I thought back to my almost 3 years living in Macau where there was a Bahai International School with some teaching staff from Goa, India, at that time. They were nice ladies, but almost impossible for the rest of us to understand. We felt very sorry for the Chinese students who had to learn English from the Indian English teachers.
In all my circles around the world, I never did go to India. I heard about its wonders and always listened enthusiastically to those who had traveled to India. I got a sense of the spirituality I had heard India offered from the time I spent in Bali, Indonesia.

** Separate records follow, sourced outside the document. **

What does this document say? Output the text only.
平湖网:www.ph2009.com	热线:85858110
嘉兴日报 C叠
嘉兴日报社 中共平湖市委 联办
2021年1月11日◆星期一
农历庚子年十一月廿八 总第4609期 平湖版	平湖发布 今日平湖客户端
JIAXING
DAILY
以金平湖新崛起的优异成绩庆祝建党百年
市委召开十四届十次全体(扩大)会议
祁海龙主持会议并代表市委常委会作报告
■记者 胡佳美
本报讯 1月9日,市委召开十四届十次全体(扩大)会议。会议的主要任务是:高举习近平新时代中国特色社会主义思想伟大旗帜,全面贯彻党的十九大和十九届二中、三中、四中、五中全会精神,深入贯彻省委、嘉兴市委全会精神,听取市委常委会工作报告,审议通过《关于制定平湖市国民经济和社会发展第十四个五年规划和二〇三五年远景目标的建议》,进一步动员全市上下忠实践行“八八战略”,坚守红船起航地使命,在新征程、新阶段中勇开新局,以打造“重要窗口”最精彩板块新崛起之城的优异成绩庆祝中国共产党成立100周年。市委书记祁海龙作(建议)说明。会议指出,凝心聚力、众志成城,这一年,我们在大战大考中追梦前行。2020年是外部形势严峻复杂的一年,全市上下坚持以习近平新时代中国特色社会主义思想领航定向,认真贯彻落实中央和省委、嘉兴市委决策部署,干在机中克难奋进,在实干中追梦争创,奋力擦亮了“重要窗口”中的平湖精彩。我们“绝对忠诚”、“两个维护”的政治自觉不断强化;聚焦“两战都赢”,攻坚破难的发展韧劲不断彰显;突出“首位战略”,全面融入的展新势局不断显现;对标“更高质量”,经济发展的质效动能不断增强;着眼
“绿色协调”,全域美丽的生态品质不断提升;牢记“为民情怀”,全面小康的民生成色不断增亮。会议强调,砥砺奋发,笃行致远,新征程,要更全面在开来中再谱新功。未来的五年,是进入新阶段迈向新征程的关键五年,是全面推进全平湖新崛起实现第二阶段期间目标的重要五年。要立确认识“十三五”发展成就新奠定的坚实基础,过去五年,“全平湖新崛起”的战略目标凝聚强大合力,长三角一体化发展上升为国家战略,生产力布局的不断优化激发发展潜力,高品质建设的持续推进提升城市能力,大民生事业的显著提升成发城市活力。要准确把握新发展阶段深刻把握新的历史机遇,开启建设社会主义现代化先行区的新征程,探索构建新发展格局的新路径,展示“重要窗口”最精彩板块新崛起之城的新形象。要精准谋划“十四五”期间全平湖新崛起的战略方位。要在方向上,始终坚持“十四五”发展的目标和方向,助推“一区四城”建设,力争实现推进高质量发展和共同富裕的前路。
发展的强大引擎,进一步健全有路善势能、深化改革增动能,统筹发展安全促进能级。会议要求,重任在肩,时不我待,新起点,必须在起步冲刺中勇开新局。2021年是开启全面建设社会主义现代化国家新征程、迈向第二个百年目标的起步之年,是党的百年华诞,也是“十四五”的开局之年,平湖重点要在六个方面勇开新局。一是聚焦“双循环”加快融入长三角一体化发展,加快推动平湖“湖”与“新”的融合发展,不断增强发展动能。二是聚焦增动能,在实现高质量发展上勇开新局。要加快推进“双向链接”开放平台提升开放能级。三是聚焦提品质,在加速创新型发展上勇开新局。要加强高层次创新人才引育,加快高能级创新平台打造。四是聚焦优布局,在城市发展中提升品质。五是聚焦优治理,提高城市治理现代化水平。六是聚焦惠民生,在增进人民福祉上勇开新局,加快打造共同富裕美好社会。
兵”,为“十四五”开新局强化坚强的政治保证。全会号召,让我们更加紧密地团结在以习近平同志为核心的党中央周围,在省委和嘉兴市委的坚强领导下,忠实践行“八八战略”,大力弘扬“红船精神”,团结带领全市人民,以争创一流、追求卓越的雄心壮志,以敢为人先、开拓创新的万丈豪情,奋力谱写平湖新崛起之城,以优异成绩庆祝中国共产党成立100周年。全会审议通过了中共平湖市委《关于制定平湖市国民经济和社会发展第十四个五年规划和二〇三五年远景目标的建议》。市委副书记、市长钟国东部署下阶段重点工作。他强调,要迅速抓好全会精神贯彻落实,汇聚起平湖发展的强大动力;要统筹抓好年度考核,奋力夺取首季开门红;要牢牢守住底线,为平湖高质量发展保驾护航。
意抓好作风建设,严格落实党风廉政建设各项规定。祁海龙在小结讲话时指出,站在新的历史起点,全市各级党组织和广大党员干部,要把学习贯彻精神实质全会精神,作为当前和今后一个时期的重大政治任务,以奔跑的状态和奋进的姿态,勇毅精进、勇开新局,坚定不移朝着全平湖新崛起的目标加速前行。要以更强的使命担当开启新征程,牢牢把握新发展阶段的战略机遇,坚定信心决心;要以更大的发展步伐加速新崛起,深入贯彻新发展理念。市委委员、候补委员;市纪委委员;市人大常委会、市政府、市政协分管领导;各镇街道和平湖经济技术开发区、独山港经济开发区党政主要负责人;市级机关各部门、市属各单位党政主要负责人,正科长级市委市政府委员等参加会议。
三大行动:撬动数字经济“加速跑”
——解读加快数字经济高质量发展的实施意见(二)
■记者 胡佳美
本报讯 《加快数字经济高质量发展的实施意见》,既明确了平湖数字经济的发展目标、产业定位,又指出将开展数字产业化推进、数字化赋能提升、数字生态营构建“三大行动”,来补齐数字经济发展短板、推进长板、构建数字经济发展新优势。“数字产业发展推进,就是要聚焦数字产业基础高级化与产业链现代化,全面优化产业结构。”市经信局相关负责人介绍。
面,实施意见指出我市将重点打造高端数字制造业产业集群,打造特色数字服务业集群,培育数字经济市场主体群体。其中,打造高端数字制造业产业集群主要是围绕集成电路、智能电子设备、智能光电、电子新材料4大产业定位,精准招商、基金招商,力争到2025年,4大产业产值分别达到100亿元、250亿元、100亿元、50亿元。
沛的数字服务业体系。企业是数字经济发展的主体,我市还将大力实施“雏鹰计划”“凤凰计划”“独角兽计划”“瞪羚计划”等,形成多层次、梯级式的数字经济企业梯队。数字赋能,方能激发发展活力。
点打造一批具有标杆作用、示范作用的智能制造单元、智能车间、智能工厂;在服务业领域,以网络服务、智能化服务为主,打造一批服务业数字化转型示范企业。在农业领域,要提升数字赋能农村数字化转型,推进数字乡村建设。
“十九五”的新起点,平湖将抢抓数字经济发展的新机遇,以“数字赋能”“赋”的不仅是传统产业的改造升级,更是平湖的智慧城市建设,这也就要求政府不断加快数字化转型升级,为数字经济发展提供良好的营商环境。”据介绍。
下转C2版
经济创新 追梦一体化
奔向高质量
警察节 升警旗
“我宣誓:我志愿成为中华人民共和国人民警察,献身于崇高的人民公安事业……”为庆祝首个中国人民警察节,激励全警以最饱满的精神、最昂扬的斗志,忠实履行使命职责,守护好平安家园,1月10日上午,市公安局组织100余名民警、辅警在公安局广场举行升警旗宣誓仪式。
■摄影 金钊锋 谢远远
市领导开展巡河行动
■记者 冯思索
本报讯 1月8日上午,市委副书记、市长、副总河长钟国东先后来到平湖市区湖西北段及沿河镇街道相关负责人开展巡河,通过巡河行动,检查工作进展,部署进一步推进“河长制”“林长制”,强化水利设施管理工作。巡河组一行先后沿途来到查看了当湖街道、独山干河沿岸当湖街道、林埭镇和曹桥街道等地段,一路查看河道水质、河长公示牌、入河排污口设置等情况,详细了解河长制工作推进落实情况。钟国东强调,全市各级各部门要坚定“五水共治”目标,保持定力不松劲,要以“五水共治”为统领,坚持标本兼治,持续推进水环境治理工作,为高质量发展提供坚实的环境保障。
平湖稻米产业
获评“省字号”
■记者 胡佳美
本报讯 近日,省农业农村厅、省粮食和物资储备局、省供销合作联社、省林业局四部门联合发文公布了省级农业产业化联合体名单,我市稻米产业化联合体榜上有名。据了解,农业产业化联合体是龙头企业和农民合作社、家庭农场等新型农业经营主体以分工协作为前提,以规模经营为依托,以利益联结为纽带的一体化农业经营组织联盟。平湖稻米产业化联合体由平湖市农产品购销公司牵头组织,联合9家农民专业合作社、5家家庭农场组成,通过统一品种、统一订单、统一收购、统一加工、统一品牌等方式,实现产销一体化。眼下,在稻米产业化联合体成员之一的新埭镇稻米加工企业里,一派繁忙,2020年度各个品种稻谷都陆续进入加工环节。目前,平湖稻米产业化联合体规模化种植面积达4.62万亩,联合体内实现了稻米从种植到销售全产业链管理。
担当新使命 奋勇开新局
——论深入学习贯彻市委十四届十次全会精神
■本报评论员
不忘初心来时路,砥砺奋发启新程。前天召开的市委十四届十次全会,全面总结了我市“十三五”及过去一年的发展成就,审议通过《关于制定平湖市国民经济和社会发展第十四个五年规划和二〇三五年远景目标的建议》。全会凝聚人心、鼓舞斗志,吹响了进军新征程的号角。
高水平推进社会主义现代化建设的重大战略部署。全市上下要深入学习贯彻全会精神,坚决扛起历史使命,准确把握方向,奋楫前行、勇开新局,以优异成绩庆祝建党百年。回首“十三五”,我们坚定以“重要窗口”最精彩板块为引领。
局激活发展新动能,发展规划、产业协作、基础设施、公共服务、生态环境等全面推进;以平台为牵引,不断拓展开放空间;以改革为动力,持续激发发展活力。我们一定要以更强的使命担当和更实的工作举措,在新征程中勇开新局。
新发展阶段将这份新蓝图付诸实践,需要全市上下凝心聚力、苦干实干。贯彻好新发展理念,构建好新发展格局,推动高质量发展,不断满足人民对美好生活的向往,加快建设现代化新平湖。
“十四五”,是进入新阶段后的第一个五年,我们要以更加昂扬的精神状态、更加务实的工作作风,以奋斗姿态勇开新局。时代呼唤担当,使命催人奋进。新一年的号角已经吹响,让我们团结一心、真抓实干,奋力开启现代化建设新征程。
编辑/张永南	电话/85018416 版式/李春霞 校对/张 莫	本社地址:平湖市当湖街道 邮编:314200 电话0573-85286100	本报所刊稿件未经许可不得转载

Unlike most of Indonesia, the Balinese are Hindu rather than Moslem. There are connections between the Hindu religions of India and Bali. I have been to several religious ceremonies in Bali which are unique to that culture. The Balinese don’t understand the language used by the Balinese priests, so they just listen as the priest performs the rituals.
At the seminar, when the wise man wanted to emphasize a point, he would say something and have the audience repeat after him, then continue the sentence and have the audience repeat that. After more than 2 hours of the audience sitting very still, including those who had sat cross-legged the whole time, some people came forward to perform their parting ritual for the wise man. Some kneeled before him, and he patted their heads, their backs, and sometimes playfully slapped their faces.
Necklaces were also a part of the ending ritual as they put necklaces on him, and he then took off the same necklace and put it back on the one who had put it on him. The great respect of the audience for this man was obvious. People then clapped in rhythm as he walked among them saying something to everyone he passed on his way toward tables bearing absolutely the largest pots of food I have ever seen.
Of course, the seminar would have been far more interesting had I understood the language, but I felt a familiar feeling of having traveled somewhere new and fresh in those two hours. Becoming a part of another culture, even briefly, and even as a deaf mute, can be satisfying.